Variance (σ^2) ≈ 18.06

The standard deviation can be obtained by taking the square root of the variance:

Standard Deviation (σ) ≈ √18.06 ≈ 4.25

Therefore, the variance of X is approximately 18.06 and the standard deviation is approximately 4.25.

5. To find the probability that Blaylock's score would be 218 or less, we need to sum up the probabilities of all outcomes with scores less than or equal to 218:

Probability (X ≤ 218) = Probability (X = 210) + Probability (X = 213) + Probability (X = 216) + Probability (X = 219)

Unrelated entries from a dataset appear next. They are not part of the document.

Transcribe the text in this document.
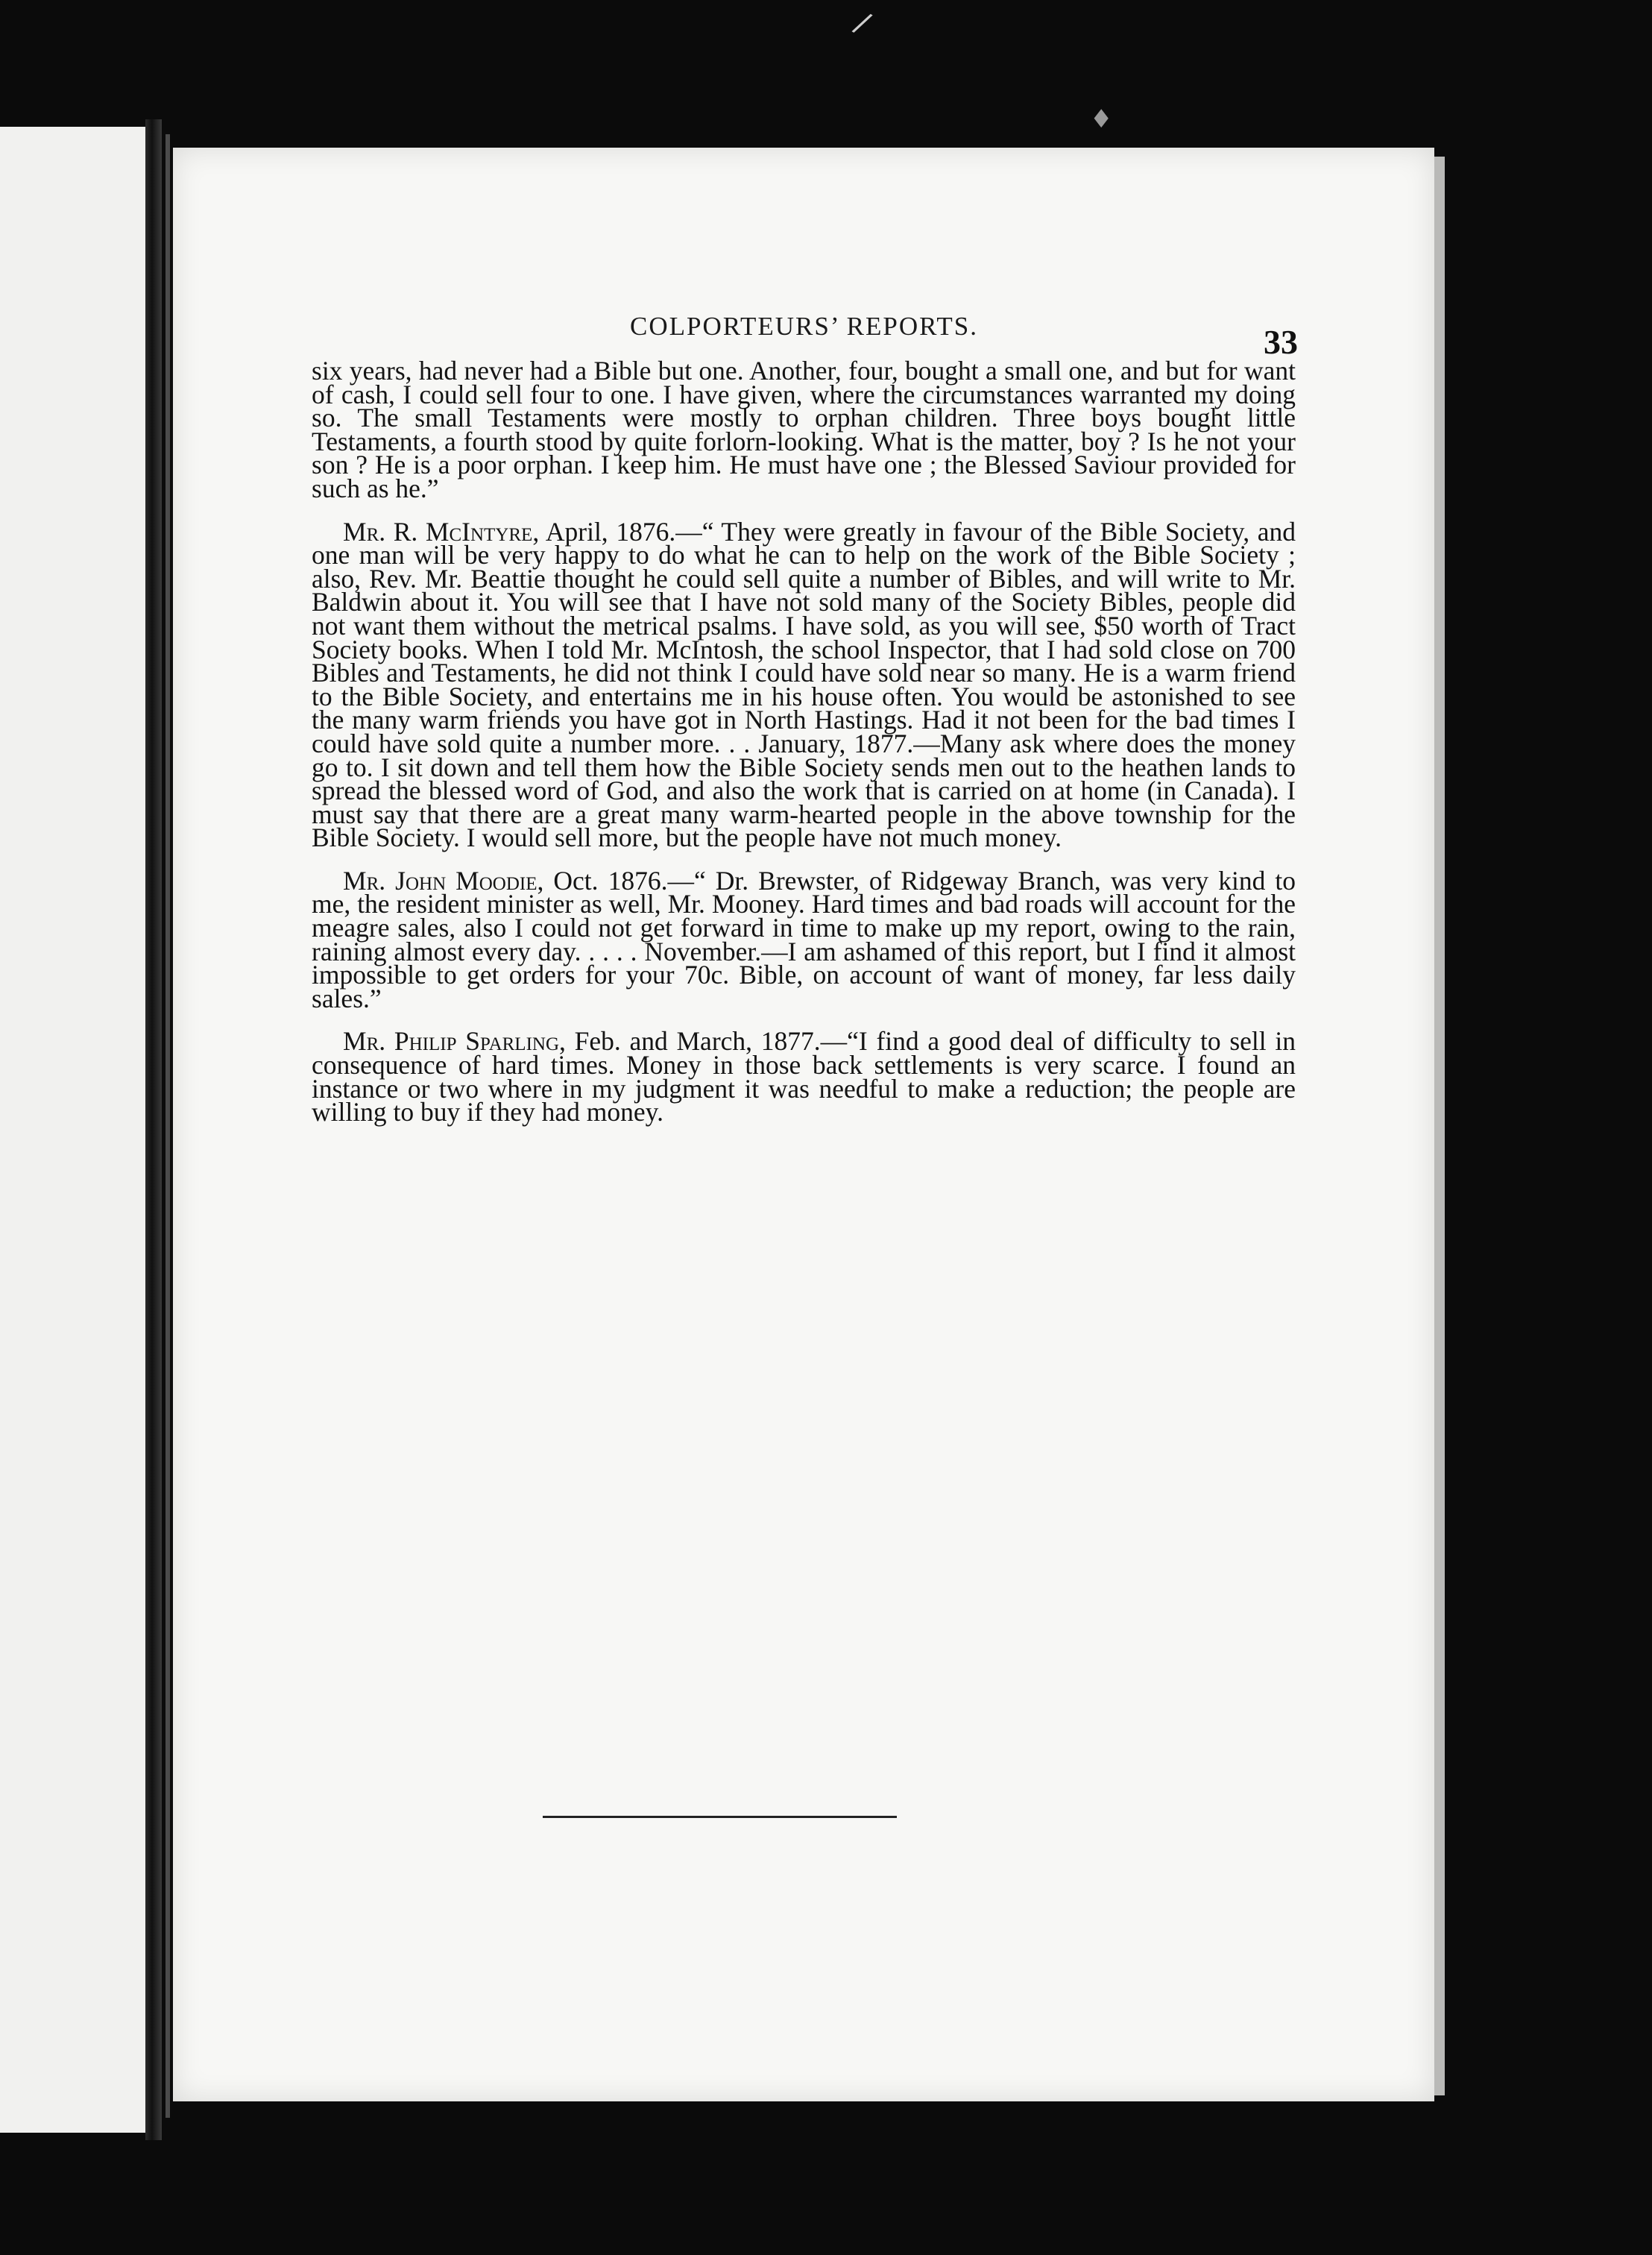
/
♦
COLPORTEURS’ REPORTS.	33

six years, had never had a Bible but one. Another, four, bought a small one, and but for want of cash, I could sell four to one. I have given, where the circumstances warranted my doing so. The small Testaments were mostly to orphan children. Three boys bought little Testaments, a fourth stood by quite forlorn-looking. What is the matter, boy ? Is he not your son ? He is a poor orphan. I keep him. He must have one ; the Blessed Saviour provided for such as he.”

Mr. R. McIntyre, April, 1876.—“ They were greatly in favour of the Bible Society, and one man will be very happy to do what he can to help on the work of the Bible Society ; also, Rev. Mr. Beattie thought he could sell quite a number of Bibles, and will write to Mr. Baldwin about it. You will see that I have not sold many of the Society Bibles, people did not want them without the metrical psalms. I have sold, as you will see, $50 worth of Tract Society books. When I told Mr. McIntosh, the school Inspector, that I had sold close on 700 Bibles and Testaments, he did not think I could have sold near so many. He is a warm friend to the Bible Society, and entertains me in his house often. You would be astonished to see the many warm friends you have got in North Hastings. Had it not been for the bad times I could have sold quite a number more. . . January, 1877.—Many ask where does the money go to. I sit down and tell them how the Bible Society sends men out to the heathen lands to spread the blessed word of God, and also the work that is carried on at home (in Canada). I must say that there are a great many warm-hearted people in the above township for the Bible Society. I would sell more, but the people have not much money.

Mr. John Moodie, Oct. 1876.—“ Dr. Brewster, of Ridgeway Branch, was very kind to me, the resident minister as well, Mr. Mooney. Hard times and bad roads will account for the meagre sales, also I could not get forward in time to make up my report, owing to the rain, raining almost every day. . . . . November.—I am ashamed of this report, but I find it almost impossible to get orders for your 70c. Bible, on account of want of money, far less daily sales.”

Mr. Philip Sparling, Feb. and March, 1877.—“I find a good deal of difficulty to sell in consequence of hard times. Money in those back settlements is very scarce. I found an instance or two where in my judgment it was needful to make a reduction; the people are willing to buy if they had money.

Probability (X ≤ 218) = 0.07 + 0.16 + 0.23 + 0.24 ≈ 0.70

Therefore, the probability that Blaylock's score would be 218 or less is approximately 0.70.

To find the probability that Blaylock's score would be no more than 220, we need to sum up the probabilities of all outcomes with scores less than or equal to 220:

Probability (X ≤ 220) = Probability (X = 210) + Probability (X = 213) + Probability (X = 216) + Probability (X = 219) + Probability (X = 222)

Probability (X ≤ 220) = 0.07 + 0.16 + 0.23 + 0.24 + 0.17 ≈ 0.87

Therefore, the probability that Blaylock's score would be no more than 220 is approximately 0.87.

To find the probability that Blaylock's score would be between 209 and 218 (inclusive), we need to sum up the probabilities of all outcomes within that range:

Probability (209 ≤ X ≤ 218) = Probability (X = 210) + Probability (X = 213) + Probability (X = 216) + Probability (X = 219)

Probability (209 ≤ X ≤ 218) = 0.07 + 0.16 + 0.23 + 0.24 ≈ 0.70

Therefore, the probability that Blaylock's score would be between 209 and 218 (inclusive) is approximately 0.70.